ISEL continuará a responder aos desafios da ferrovia portuguesa
Ignorada durante décadas, a ferrovia portuguesa tornou-se obsoleta. No entanto, Portugal parece estar a apanhar o “comboio do investimento” e os caminhos de ferro portugueses serão nos próximos anos alvo do maior investimento estruturado de que há memória. Com a Ferrovia 2020 ainda a decorrer, mas com o PNI 2030 já a entrar em andamento, Alexandra Costa não nega que o setor ferroviário português tem ainda alguns desafios pela frente: “Os grandes desafios do setor ferroviário, a curto/médio prazo, são a conclusão do PNI 15-20, com um conjunto de obras/ projetos em curso, e a execução do PNI 2030. O PNI 2030 é um plano muito ambicioso, no qual se destaca a construção da Linha de Alta Velocidade Lisboa-Porto”. Espera-se que o projeto integre as ligações necessárias ao (novo) aeroporto de Lisboa e ao aeroporto do Porto e está ainda prevista uma nova linha que ligará Porto a Vigo.

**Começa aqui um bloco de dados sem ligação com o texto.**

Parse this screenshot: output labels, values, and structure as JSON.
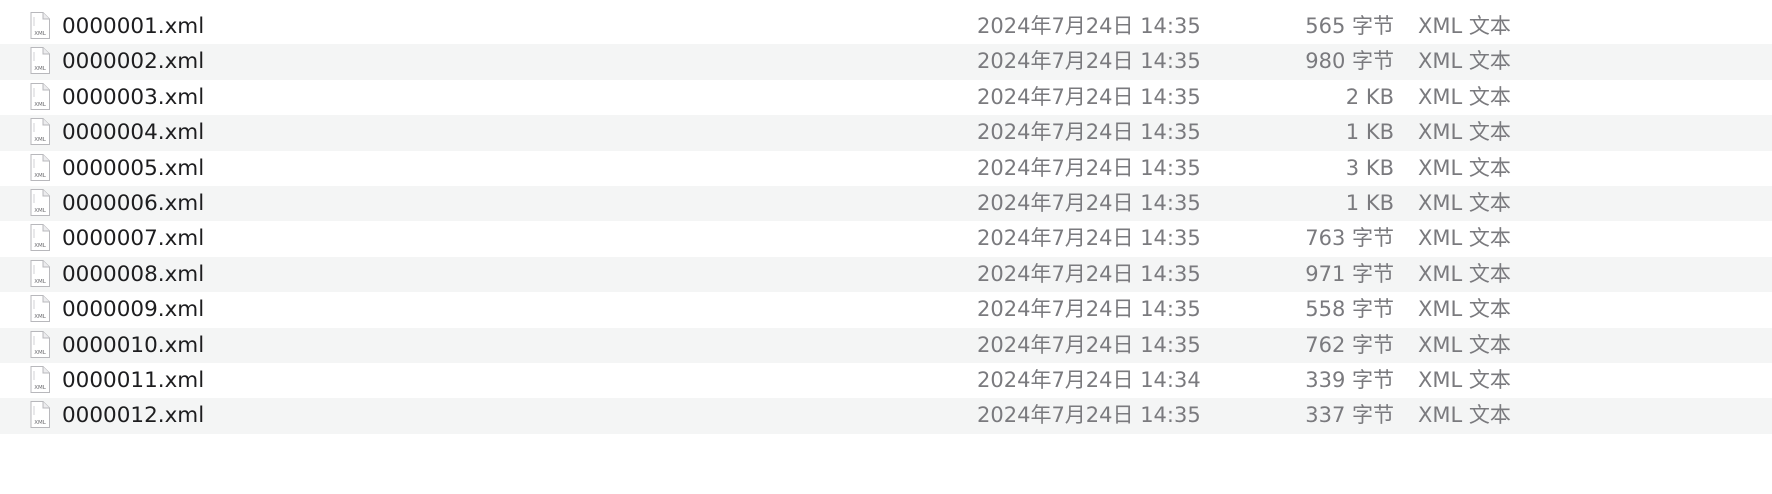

Da parte do ISEL fica a garantia de continuar, como até então, a contribuir para alavancar e desenvolver este setor em Portugal. “As duas primeiras edições da PG-EEF (com a 2ª edição a ter início já nos primeiros dias de janeiro) permitirão a formação qualificada de mais de 50 técnicos até ao final de 2023. E as próximas edições da PG-EEF já irão contar novos módulos dedicados à “Alta Velocidade”, nas suas vertentes de projeto, construção, fiscalização e manutenção. A resposta do ISEL é, portanto, inequívoca e determinada: iremos continuar a contribuir com a nossa investigação e na formação de profissionais especializados e altamente qualificados”.